If it were not such a long business to obtain an education that people–lay and clergy alike–would sniff at contemptuously, the idea to accommodate the laity with the Holy Communion would not even be considered.
To this I might add the following:
- Leaving aside the whole Catholic argument over the nature of the priesthood, lay presidency undermines the whole concept of the clergy. If anyone can celebrate the sacred mysteries, why do we have a clergy at all? (That question came to mind many times while doing church work, but I digress…)

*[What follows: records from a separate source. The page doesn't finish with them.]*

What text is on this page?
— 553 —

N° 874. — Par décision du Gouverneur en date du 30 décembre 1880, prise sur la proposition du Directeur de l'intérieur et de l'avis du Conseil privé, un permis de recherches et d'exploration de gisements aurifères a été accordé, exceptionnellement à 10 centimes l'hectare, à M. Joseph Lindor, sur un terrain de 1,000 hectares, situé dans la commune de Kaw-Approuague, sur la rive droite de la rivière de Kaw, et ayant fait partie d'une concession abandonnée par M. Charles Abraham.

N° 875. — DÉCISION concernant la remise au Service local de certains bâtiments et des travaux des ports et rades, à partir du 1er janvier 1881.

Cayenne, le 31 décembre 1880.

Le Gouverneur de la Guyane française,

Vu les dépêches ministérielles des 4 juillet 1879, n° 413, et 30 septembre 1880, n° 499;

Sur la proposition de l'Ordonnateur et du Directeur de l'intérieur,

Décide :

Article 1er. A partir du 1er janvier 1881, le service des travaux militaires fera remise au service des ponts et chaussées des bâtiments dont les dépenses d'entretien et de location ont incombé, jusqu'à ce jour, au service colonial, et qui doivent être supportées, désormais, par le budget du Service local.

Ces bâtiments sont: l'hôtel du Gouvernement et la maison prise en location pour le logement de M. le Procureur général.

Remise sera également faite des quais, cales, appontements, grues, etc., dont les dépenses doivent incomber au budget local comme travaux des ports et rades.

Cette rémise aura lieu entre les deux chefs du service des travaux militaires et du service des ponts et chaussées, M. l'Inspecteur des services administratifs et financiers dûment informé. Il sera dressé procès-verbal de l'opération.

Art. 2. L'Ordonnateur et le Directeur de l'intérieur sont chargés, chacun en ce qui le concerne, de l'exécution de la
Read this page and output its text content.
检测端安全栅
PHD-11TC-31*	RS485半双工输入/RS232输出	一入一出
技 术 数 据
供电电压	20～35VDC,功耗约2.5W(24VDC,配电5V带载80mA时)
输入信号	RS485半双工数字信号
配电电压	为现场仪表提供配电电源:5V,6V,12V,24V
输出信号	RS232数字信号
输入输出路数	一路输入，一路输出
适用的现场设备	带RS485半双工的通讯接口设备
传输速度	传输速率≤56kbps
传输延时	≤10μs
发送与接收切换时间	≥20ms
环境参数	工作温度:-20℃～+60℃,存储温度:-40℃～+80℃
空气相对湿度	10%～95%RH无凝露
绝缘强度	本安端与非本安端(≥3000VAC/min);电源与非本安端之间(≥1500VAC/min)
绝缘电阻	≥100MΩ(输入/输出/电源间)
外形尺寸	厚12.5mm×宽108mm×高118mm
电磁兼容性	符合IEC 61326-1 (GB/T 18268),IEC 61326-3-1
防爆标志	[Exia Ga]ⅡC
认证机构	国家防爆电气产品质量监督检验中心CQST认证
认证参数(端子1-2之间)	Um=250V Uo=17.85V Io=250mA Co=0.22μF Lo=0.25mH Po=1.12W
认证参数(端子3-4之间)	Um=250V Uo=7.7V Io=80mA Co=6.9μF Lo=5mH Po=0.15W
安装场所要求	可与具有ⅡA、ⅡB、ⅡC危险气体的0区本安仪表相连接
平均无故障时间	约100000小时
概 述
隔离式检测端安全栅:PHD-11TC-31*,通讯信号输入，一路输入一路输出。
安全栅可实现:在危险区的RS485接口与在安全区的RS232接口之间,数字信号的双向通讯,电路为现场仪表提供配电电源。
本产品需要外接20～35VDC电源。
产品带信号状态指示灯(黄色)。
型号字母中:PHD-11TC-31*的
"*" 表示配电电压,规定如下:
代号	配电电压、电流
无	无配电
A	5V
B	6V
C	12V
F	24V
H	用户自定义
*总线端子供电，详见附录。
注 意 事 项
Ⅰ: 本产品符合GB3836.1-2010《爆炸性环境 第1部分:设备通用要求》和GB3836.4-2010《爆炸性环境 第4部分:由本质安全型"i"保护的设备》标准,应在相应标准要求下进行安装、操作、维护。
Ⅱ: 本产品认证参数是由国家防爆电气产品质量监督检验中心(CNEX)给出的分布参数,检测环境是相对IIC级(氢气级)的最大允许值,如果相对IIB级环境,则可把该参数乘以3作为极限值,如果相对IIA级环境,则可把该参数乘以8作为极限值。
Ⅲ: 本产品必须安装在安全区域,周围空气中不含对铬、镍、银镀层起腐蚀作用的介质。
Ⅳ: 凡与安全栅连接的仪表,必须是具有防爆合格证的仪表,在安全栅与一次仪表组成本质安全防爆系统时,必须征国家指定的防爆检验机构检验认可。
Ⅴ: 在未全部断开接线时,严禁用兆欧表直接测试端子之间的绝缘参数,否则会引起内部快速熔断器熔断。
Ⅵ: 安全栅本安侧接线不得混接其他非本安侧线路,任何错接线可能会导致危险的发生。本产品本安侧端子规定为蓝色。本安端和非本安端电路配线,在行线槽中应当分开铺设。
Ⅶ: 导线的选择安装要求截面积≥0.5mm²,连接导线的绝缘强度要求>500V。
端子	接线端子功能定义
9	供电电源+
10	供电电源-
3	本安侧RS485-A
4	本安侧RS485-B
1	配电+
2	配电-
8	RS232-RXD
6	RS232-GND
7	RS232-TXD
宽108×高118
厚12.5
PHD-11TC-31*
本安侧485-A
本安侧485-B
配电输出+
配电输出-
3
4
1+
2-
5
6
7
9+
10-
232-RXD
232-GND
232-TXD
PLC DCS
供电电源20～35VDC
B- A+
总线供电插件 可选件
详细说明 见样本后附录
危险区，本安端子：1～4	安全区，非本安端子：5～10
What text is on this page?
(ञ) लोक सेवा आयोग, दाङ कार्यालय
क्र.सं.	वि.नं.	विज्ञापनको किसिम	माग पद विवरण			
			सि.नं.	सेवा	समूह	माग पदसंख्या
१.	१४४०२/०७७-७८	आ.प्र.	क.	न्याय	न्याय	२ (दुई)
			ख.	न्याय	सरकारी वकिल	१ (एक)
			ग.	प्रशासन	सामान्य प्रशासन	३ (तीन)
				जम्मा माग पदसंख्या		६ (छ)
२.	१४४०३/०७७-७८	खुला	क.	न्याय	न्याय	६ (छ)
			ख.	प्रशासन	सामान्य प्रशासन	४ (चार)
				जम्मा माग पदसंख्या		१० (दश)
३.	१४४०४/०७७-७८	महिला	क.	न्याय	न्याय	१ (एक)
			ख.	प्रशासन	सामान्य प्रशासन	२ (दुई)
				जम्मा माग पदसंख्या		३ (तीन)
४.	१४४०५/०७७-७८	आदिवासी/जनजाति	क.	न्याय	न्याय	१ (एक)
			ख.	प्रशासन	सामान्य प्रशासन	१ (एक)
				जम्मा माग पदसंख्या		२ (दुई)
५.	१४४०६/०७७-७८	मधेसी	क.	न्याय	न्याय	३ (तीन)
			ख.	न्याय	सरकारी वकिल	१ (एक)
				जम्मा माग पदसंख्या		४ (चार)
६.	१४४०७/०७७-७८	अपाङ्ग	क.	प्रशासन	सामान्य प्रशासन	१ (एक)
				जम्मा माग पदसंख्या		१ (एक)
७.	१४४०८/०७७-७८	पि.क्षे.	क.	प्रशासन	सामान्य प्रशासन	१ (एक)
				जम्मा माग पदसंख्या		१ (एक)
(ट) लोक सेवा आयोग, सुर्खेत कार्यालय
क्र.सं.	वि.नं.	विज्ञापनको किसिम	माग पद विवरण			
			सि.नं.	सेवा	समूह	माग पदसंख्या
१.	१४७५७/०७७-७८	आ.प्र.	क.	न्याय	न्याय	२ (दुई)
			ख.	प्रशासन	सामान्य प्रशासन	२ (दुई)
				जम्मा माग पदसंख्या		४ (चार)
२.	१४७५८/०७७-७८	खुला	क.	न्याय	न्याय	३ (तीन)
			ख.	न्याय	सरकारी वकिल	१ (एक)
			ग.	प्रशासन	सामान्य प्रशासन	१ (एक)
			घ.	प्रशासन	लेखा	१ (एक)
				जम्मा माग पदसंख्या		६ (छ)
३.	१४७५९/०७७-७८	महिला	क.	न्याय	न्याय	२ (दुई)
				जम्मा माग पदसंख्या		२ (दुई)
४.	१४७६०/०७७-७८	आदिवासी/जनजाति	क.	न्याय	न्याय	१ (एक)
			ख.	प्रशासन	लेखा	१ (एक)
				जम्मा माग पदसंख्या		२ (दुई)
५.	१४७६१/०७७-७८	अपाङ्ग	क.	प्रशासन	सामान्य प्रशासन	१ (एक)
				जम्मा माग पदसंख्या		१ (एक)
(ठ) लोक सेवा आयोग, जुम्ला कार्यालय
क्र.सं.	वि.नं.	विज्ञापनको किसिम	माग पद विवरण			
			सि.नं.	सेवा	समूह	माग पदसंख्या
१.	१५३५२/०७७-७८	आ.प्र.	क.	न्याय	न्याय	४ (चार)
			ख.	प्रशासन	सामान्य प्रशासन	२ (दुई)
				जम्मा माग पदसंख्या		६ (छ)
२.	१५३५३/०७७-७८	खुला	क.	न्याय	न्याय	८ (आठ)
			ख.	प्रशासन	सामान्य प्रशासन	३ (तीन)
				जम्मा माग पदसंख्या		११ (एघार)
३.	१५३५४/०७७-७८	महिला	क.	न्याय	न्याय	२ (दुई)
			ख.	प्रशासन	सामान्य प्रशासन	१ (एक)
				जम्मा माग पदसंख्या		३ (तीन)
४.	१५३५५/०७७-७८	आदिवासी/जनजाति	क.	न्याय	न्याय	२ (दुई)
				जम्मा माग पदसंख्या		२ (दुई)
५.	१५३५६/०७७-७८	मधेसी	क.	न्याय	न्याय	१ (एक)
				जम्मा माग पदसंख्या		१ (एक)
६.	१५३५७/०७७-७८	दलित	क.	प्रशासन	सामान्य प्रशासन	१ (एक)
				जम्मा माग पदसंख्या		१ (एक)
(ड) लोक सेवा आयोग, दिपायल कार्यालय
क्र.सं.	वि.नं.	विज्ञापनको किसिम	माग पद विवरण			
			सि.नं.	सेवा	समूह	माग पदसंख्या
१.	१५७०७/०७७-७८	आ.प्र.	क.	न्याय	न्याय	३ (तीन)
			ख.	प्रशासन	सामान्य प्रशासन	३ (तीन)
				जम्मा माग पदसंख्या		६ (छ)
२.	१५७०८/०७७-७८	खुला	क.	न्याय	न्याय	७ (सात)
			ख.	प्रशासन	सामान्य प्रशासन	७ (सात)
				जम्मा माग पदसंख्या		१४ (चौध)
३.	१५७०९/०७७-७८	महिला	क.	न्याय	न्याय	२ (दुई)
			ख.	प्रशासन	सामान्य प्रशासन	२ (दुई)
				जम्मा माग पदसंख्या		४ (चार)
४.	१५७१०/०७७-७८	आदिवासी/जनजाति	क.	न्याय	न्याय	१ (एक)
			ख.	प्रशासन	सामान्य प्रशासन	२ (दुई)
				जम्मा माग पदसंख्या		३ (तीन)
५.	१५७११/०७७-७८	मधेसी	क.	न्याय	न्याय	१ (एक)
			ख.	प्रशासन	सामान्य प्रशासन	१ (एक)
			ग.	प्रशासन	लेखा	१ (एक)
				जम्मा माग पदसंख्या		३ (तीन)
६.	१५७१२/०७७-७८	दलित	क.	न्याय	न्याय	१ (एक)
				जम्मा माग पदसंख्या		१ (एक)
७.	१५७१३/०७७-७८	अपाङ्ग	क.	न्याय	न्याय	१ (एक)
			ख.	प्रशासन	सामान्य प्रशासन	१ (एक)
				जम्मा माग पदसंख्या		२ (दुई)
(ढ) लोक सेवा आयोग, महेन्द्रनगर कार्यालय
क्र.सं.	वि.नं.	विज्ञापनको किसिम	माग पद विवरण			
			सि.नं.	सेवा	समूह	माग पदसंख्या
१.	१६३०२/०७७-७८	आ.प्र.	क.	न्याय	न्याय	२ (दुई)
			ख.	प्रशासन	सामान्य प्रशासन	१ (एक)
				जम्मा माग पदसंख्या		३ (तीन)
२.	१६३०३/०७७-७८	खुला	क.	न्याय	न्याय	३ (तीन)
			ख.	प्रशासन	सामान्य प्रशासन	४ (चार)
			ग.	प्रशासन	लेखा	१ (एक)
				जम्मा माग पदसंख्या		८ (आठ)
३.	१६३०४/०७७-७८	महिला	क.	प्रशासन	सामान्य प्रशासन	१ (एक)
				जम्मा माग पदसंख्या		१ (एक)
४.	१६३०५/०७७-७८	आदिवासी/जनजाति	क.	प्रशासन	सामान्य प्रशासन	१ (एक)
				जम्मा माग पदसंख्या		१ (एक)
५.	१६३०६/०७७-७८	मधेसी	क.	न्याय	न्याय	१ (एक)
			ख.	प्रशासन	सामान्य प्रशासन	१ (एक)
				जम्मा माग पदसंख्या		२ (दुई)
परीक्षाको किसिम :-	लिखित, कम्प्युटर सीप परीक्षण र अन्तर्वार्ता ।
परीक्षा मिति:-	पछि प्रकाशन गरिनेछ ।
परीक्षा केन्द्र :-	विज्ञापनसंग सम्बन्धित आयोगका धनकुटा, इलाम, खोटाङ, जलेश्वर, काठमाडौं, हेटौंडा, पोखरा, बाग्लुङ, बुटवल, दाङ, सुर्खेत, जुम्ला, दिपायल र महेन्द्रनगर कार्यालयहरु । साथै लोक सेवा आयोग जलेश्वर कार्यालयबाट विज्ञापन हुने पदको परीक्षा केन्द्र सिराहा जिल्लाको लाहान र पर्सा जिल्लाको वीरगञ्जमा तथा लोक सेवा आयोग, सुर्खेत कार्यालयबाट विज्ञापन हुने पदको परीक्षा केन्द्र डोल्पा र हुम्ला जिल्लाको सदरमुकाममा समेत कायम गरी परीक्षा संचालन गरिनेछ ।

- The mania for formal education isn’t restricted to the Anglican world; my own church has in recent years jacked up the educational requirements of their own ministers. What they fail to realise isn’t that our ministers lack (and I’m not being pejorative about this; our own surveys bear this out) formal seminary or theological education; they lack formal education of any kind. If, for example, we took people with bachelor’s or higher degrees and the proper spiritual state (it really helps if ministers are saved, sanctified and baptised in the Holy Spirit) and made them into the ministerial equivalents of “ninety day wonders” we’d be further down the road than we are.
I still think this is a bad idea. Broadening our ministerial ranks with those who don’t necessarily require a stipend would solve part of the problem, and getting away from the “Communion every service” business would take care of the rest.